# Advanced topic in Odes 2

#### grandy

##### Member
For the equation dy/dt =y(1-ky), where k is a constant,find the fixed points and investigate their stability.
what are the fixed points of the modified Euler Scheme applied to this equation and what is their stability?
=>

dy / dt = y ( 1 - ky )
dy / dt = y - ky^2
dy / dt - y = - ky^2
Let v = y^( - 1 )
y = 1 / v
dy / dt = ( - 1 / v^2 ) * dv / dt

( - 1 / v^2)dv / dt - ( 1 / v ) = ( - k ) ( 1 / v)^2
(dv / dt ) + v = k
e^(t ) dv / dt + ( e^t )v = ke^t
(e^t )v = ke^t + C
v = k + Ce^(- t )

y = 1 / [ k + Ce^( - t ) ]

#### Prove It

##### Well-known member
MHB Math Helper
For the equation dy/dt =y(1-ky), where k is a constant,find the fixed points and investigate their stability.
what are the fixed points of the modified Euler Scheme applied to this equation and what is their stability?
=>

dy / dt = y ( 1 - ky )
dy / dt = y - ky^2
dy / dt - y = - ky^2
Let v = y^( - 1 )
y = 1 / v
dy / dt = ( - 1 / v^2 ) * dv / dt

( - 1 / v^2)dv / dt - ( 1 / v ) = ( - k ) ( 1 / v)^2
(dv / dt ) + v = k
e^(t ) dv / dt + ( e^t )v = ke^t
(e^t )v = ke^t + C
v = k + Ce^(- t )

y = 1 / [ k + Ce^( - t ) ]

I believe you have solved the DE correctly (although I would have just separated the variables). Have you found the critical points yet?
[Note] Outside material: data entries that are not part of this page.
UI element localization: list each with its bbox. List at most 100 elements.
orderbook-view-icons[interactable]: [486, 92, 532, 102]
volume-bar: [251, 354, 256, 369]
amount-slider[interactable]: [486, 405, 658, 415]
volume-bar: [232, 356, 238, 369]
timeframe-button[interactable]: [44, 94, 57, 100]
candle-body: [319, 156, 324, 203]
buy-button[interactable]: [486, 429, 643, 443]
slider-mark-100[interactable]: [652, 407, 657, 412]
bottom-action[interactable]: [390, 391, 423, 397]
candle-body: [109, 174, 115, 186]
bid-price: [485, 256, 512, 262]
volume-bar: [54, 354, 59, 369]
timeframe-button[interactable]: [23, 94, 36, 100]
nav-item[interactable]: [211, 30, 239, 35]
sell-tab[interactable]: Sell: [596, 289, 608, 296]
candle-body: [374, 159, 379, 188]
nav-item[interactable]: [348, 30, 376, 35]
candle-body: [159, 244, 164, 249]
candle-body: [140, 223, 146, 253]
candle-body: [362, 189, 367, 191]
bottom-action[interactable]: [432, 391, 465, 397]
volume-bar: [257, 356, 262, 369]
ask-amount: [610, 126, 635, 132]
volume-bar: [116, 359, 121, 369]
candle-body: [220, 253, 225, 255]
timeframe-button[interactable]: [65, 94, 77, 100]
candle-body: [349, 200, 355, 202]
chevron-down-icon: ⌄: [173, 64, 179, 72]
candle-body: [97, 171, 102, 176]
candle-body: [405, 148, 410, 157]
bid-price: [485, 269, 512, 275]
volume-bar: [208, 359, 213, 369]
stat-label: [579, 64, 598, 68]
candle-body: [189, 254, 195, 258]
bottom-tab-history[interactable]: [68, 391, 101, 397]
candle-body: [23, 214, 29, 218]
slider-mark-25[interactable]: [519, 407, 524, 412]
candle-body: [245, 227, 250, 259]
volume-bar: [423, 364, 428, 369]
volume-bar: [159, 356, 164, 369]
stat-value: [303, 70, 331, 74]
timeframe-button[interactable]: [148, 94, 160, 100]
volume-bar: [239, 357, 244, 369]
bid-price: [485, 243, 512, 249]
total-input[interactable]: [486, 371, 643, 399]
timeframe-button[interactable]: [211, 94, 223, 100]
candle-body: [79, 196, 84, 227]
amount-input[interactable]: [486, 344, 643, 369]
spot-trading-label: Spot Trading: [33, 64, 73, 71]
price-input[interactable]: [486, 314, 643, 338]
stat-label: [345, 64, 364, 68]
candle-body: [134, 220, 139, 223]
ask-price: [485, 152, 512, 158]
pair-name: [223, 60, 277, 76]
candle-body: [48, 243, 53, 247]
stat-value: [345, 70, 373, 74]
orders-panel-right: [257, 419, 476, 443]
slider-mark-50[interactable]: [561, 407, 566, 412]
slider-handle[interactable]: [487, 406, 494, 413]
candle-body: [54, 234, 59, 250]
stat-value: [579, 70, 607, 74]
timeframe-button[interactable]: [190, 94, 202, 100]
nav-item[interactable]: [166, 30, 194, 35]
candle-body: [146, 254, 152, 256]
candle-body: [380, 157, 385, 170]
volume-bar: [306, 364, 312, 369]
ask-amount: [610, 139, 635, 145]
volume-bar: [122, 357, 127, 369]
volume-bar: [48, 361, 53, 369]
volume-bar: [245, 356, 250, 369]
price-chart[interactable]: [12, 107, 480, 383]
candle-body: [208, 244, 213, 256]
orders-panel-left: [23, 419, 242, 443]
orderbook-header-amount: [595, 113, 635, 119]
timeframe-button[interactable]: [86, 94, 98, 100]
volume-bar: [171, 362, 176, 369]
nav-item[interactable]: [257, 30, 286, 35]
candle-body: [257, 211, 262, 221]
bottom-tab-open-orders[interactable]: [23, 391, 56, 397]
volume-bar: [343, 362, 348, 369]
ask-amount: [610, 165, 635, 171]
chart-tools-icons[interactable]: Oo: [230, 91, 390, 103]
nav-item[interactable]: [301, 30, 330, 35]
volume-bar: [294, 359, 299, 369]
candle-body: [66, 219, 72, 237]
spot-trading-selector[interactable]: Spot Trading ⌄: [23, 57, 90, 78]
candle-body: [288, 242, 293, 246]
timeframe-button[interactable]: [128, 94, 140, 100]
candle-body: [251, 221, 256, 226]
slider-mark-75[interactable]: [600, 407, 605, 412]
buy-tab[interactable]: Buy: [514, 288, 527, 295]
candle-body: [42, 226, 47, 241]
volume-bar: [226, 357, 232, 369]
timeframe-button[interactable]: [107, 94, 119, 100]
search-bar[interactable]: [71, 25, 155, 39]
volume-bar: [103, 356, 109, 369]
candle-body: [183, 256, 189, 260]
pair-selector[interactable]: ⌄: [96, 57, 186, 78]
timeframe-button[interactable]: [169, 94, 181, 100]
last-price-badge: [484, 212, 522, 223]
Have you checked their stability?

#### grandy

##### Member
To find the fixed points, we set dy/dt=0 and find the roots, which yields:

y ( 1 - ky ) =0
that gives
y=0,y=1/k
An additional point of interest is k=0, in which case y=0 is the only fixed point.
is there any fixed point, that i need to calculate?
To investigate the stability, i would look at a direction field plot. but dont know how to calculate the stability.

#### grandy

##### Member
i found out the fixed points, by setting dy/dt=0 and find the roots, which yields:

y ( 1 - ky ) =0
that gives
y=0,y=1/k

To investigate the stability:
f'(y)= 1- 2ky
f'(0)= 1 >0 unstable
f'(1/k) = -1<0 stable

kindly someone please check my answer for the fixed points and normal stability

for the modified euler scheme, i will try it after i got the above answer correct.